At a recent EU summit hosted in Copenhagen, European Commission President Ursula von der Leyen has put forward landmark new plans to protect minors across the bloc from the harms of unregulated social media access, announcing that draft legislation could be introduced within just a few months.
Central to the proposal is the concept of a ‘social media delay’ for children, a framework designed to restrict underage users’ exposure to platforms while broader regulatory structures are finalized. Von der Leyen confirmed that an independent expert panel is on track to deliver a full set of actionable protection recommendations by July, and she declined to rule out the possibility of formal age-based bans for minors, a policy that has already gained traction across multiple countries worldwide.
‘The discussion about a minimum age for social media can no longer be ignored,’ von der Leyen told attendees at the summit, adding that the core question at hand is not whether young people should be able to access social media, but whether unregulated platforms should be allowed unfettered access to young users. ‘Let us give childhood back to children,’ she said.
The push for EU-wide rules comes as a growing number of member states and global nations have already advanced their own national regulations to address rising concerns about childhood social media addiction, exposure to harmful content, and exploitation. Host nation Denmark has been joined by nine other EU member states, including France, in putting forward proposals for formal minimum age requirements for platform access. Australia became the first country in the world to implement a national ban on social media access for users under 16 last December, setting a global precedent that many European nations are now moving to follow.
Across Europe, national policymakers have already advanced a range of targeted rules: The United Kingdom is currently drafting strict regulations for under-16s that include potential access bans, mandatory age verification and targeted content restrictions, with a major public consultation set to close on 26 May 2026. France is advancing a ban on social media access for children under 15, targeting implementation as early as September 2025. Spain has proposed a full ban for under-16s to combat addiction, non-consensual pornography, and damaging content that targets young users. Earlier this year, Portugal passed legislation requiring explicit parental consent for users aged 13 to 16, with sweeping restrictions for children under 13 and mandatory age-verification technology for all platforms. Germany is currently developing rules that would introduce a ban for children under 14, with additional restrictions for teenagers up to 16, including enforcement of strict age checks, development of ‘safe’ youth-specific platform versions, and mandatory removal of addictive recommendation algorithms. Norway has announced plans to roll out a strict under-16 ban by the end of 2026, requiring tech firms to build and implement robust age verification systems. Outside of Europe, New Zealand, Malaysia and India have also proposed their own age-based restrictions for minor social media users.

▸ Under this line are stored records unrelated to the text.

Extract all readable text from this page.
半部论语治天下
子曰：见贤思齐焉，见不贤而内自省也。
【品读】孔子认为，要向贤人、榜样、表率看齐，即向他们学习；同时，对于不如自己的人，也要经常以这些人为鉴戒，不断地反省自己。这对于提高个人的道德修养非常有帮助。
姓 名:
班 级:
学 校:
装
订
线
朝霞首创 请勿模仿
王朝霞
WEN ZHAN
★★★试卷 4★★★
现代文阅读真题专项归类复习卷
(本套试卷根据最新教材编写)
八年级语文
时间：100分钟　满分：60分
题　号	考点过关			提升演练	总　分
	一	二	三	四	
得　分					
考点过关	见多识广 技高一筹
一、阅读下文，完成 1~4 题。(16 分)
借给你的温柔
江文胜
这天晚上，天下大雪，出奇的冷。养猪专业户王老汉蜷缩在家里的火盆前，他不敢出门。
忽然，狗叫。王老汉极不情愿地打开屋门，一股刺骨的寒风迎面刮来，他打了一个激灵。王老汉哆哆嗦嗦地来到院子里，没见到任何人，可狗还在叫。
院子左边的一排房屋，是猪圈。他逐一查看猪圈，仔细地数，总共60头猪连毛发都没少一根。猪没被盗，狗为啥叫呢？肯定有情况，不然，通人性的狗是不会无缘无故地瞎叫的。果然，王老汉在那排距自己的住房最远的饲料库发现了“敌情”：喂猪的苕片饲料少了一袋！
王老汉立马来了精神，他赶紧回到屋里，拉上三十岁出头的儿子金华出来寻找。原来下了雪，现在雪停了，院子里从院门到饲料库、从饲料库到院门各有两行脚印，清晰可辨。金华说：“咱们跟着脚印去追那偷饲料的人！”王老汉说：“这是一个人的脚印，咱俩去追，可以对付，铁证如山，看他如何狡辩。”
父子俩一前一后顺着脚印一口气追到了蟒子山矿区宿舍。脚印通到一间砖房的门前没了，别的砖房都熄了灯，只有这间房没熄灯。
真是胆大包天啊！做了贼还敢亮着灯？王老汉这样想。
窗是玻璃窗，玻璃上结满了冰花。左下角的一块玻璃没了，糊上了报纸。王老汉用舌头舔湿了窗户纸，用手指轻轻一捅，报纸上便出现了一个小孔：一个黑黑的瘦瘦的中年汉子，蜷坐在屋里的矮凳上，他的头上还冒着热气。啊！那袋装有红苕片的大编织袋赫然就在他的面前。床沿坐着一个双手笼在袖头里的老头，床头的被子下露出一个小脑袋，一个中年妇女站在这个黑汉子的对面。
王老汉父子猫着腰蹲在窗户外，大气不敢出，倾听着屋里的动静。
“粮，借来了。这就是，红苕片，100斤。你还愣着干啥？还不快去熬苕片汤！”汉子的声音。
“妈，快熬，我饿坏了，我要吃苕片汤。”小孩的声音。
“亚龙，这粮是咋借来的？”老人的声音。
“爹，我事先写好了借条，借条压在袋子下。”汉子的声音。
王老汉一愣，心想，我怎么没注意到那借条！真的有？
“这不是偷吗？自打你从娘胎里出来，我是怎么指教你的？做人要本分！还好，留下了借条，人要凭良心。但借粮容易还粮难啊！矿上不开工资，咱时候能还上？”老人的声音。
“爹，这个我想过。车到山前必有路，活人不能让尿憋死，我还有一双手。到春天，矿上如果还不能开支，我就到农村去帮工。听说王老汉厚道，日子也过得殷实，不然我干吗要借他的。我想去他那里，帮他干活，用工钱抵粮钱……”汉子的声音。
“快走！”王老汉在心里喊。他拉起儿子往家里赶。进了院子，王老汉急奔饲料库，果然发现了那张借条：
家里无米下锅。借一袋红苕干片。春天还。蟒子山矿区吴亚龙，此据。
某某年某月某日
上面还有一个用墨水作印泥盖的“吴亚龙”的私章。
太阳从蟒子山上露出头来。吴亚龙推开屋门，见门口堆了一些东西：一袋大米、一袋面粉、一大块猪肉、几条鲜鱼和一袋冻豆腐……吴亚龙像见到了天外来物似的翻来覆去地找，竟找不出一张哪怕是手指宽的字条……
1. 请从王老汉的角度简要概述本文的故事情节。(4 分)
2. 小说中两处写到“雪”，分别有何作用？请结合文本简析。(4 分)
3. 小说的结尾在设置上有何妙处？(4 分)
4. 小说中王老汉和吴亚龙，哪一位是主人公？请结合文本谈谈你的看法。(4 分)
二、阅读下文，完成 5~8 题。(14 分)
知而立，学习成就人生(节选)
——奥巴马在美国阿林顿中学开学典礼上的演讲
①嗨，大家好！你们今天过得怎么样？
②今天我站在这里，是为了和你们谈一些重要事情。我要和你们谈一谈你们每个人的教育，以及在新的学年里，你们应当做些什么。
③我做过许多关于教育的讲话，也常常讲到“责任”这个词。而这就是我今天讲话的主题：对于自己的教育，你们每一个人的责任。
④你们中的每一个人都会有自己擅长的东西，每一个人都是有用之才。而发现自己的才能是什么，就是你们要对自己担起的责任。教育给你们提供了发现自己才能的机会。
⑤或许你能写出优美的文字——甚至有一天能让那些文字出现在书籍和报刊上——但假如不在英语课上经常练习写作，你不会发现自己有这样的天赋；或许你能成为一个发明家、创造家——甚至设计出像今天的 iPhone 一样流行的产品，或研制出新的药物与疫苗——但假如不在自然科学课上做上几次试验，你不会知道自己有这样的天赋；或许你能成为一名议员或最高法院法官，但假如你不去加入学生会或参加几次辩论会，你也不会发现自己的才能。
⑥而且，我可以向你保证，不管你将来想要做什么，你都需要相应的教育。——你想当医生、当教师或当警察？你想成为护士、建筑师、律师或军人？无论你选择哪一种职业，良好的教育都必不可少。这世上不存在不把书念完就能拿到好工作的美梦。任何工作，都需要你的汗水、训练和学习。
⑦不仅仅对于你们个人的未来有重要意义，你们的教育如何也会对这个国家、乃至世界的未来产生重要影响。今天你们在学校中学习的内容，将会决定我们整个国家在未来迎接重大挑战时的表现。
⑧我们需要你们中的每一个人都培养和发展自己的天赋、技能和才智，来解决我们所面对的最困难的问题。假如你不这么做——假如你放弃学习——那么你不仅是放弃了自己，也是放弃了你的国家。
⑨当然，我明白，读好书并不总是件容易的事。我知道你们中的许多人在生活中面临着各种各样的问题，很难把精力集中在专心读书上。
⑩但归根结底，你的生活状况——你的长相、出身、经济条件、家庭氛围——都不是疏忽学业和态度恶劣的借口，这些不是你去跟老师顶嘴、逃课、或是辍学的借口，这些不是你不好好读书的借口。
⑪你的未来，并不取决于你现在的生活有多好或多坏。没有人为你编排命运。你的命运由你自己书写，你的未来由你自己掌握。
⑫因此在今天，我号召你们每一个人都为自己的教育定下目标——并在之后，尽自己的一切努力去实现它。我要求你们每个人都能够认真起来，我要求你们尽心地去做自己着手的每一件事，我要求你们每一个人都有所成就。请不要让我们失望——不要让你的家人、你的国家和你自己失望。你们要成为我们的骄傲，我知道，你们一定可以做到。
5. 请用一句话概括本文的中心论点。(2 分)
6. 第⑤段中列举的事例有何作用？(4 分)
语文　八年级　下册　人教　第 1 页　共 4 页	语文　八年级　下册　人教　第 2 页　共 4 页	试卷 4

The new EU plans mark a significant escalation of the bloc’s years-long conflict with large social media platforms over content and user protection rules. Von der Leyen made clear that new age restrictions would not excuse platforms from broader accountability for harms caused to young users. As the EU’s digital regulatory body, the European Commission has already opened multiple high-profile enforcement investigations against major platforms under the bloc’s landmark Digital Services Act (DSA), which grants the institution broad powers to enforce stricter safety rules. Just last month, the Commission concluded that Meta’s Instagram and Facebook had violated the DSA by failing to block under-13s from accessing the platforms, opening the door for potential heavy fines. In February, regulators threatened similar massive penalties against Chinese-owned TikTok unless the company overhauled its platform’s ‘addictive design’ that targets young users.
The EU’s aggressive crackdown on large social media companies has already sparked a major diplomatic dispute with the United States, where the Trump administration has heavily criticized the bloc’s regulatory actions. When the Commission fined Elon Musk-owned platform X last December, Washington accused EU regulators of targeting and censoring U.S. tech firms. In retaliation, several prominent European political figures, including former EU digital commissioner Thierry Breton, were barred from entering the U.S. U.S. Secretary of State Marco Rubio has publicly claimed that ‘ideologues in Europe’ have pushed American platforms to censor American political viewpoints that European regulators oppose.
Responding to the criticism at the Copenhagen summit, von der Leyen reaffirmed the bloc’s commitment to upholding its regulatory framework: ‘The EU has set rules. It’s the law, and those who break it will be held accountable.’